16 cups rustic bread rough cut into 1” cubes (approximately 1.5 lbs.)
1 stick of unsalted butter (8 tablespoons)
2 medium onions – diced
2 stalks of celery – diced (if you don’t like celery then leave it out)
2 tart firm apples (Jonathan, King David, or Granny Smith) – cored and cut into bite-sized chunks.  We leave ours unpeeled.
2 tablespoons flat-leaf parsley – chopped
1 tablespoon kosher salt
1 teaspoon freshly ground black pepper
3/4 pound ground sweet or spicy sausage (we use local pastured pork sausage)
1 cup fresh pressed unpasteurized cider
1 cup dried cranberries (optional)


  1. Heat the oven to 300˚ F.
  2. Toast the bread cubes on a sheet pan for about 5-7 minutes.  The goal is to dry out the bread and give it a slight toast without browning or darkening the toast.  Watch the bread cubes or you will be cutting up more bread.
  3. Remove the toasted bread cubes into a large bowl.  You need a bowl that is large enough to stir in the apple-vegetable-sausage mixture in steps 5 & 6.
  4. Increase the oven to 350˚ F
  5. In a large Dutch oven or heavy skillet, sauté the apples, onions, celery, parsley, salt, and pepper.  Sauté until the apples start to soften and the vegetables start to turn brown.  This process should take about 10 minutes.  Stir occasionally to keep the mixture from burning.  Once done, add the mixture to the bread cubes in the large bowl.

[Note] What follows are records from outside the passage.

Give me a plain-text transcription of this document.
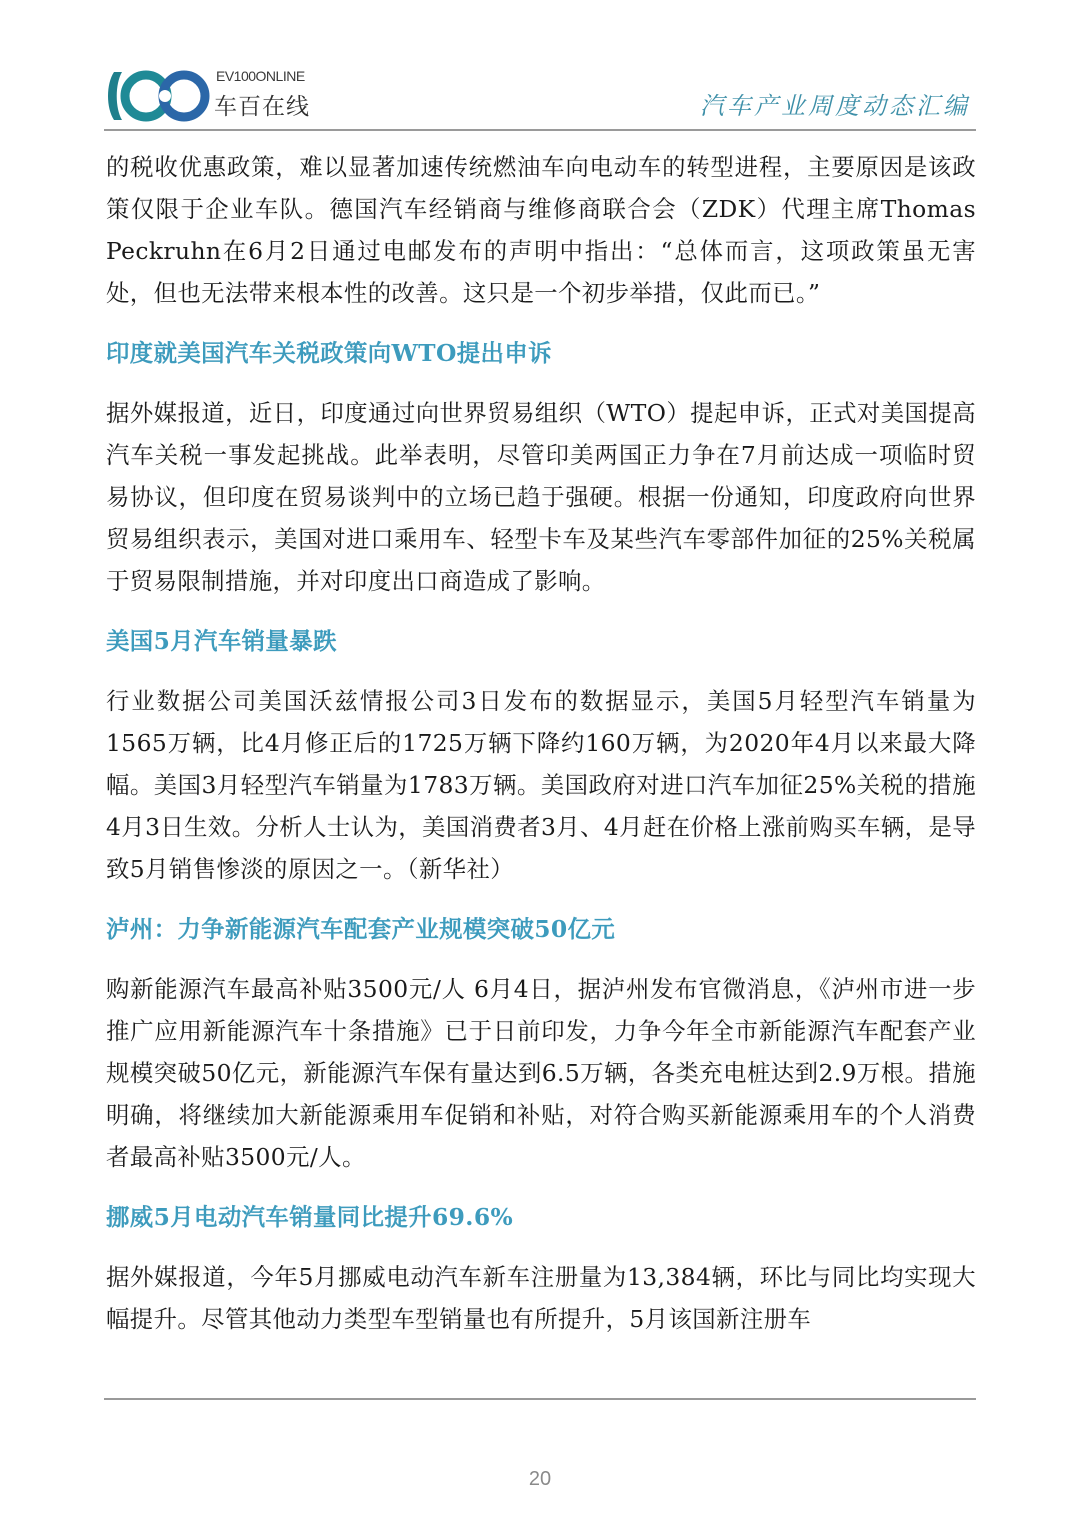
EV100ONLINE
车百在线	汽车产业周度动态汇编

的税收优惠政策，难以显著加速传统燃油车向电动车的转型进程，主要原因是该政策仅限于企业车队。德国汽车经销商与维修商联合会（ZDK）代理主席Thomas Peckruhn在6月2日通过电邮发布的声明中指出：“总体而言，这项政策虽无害处，但也无法带来根本性的改善。这只是一个初步举措，仅此而已。”

印度就美国汽车关税政策向WTO提出申诉

据外媒报道，近日，印度通过向世界贸易组织（WTO）提起申诉，正式对美国提高汽车关税一事发起挑战。此举表明，尽管印美两国正力争在7月前达成一项临时贸易协议，但印度在贸易谈判中的立场已趋于强硬。根据一份通知，印度政府向世界贸易组织表示，美国对进口乘用车、轻型卡车及某些汽车零部件加征的25%关税属于贸易限制措施，并对印度出口商造成了影响。

美国5月汽车销量暴跌

行业数据公司美国沃兹情报公司3日发布的数据显示，美国5月轻型汽车销量为1565万辆，比4月修正后的1725万辆下降约160万辆，为2020年4月以来最大降幅。美国3月轻型汽车销量为1783万辆。美国政府对进口汽车加征25%关税的措施4月3日生效。分析人士认为，美国消费者3月、4月赶在价格上涨前购买车辆，是导致5月销售惨淡的原因之一。（新华社）

泸州：力争新能源汽车配套产业规模突破50亿元

购新能源汽车最高补贴3500元/人 6月4日，据泸州发布官微消息，《泸州市进一步推广应用新能源汽车十条措施》已于日前印发，力争今年全市新能源汽车配套产业规模突破50亿元，新能源汽车保有量达到6.5万辆，各类充电桩达到2.9万根。措施明确，将继续加大新能源乘用车促销和补贴，对符合购买新能源乘用车的个人消费者最高补贴3500元/人。

挪威5月电动汽车销量同比提升69.6%

据外媒报道，今年5月挪威电动汽车新车注册量为13,384辆，环比与同比均实现大幅提升。尽管其他动力类型车型销量也有所提升，5月该国新注册车

20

  6. In the same skillet as step 5, brown the sausage until cooked through.  Add the cooked sausage to the large bowl of toasted bread cubes and sautéed apple-vegetable mixture. 

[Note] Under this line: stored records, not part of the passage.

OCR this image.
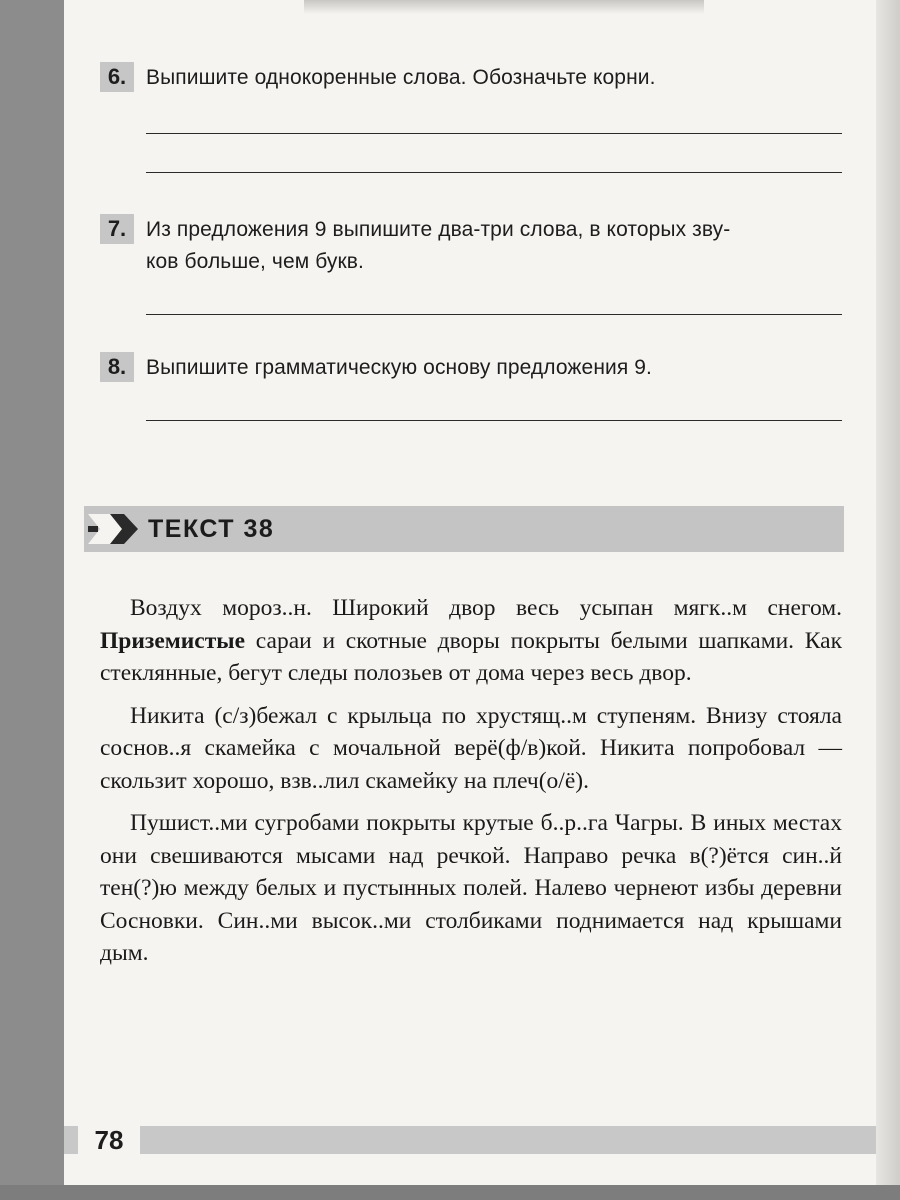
6. Выпишите однокоренные слова. Обозначьте корни.
7. Из предложения 9 выпишите два-три слова, в которых зву-
ков больше, чем букв.
8. Выпишите грамматическую основу предложения 9.
ТЕКСТ 38

Воздух мороз..н. Широкий двор весь усыпан мягк..м снегом. Приземистые сараи и скотные дворы покрыты белыми шапками. Как стеклянные, бегут следы полозьев от дома через весь двор.

Никита (с/з)бежал с крыльца по хрустящ..м ступеням. Внизу стояла соснов..я скамейка с мочальной верё(ф/в)кой. Никита попробовал — скользит хорошо, взв..лил скамейку на плеч(о/ё).

Пушист..ми сугробами покрыты крутые б..р..га Чагры. В иных местах они свешиваются мысами над речкой. Направо речка в(?)ётся син..й тен(?)ю между белых и пустынных полей. Налево чернеют избы деревни Сосновки. Син..ми высок..ми столбиками поднимается над крышами дым.

78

  7. Add the cider and optional cranberries into the large bowl and mix.  Make sure everything is evenly combined and then transfer to a 9×13 dish.
  8. Bake for 30 minutes until the top is brown and the stuffing is hot throughout. 


We think the stuffing is best served hot.

If you like stuffing with your turkey, we recommend cooking them separately so that both your turkey and stuffing get fully cooked without either one being overcooked.  Trust us, you will be happier in the end.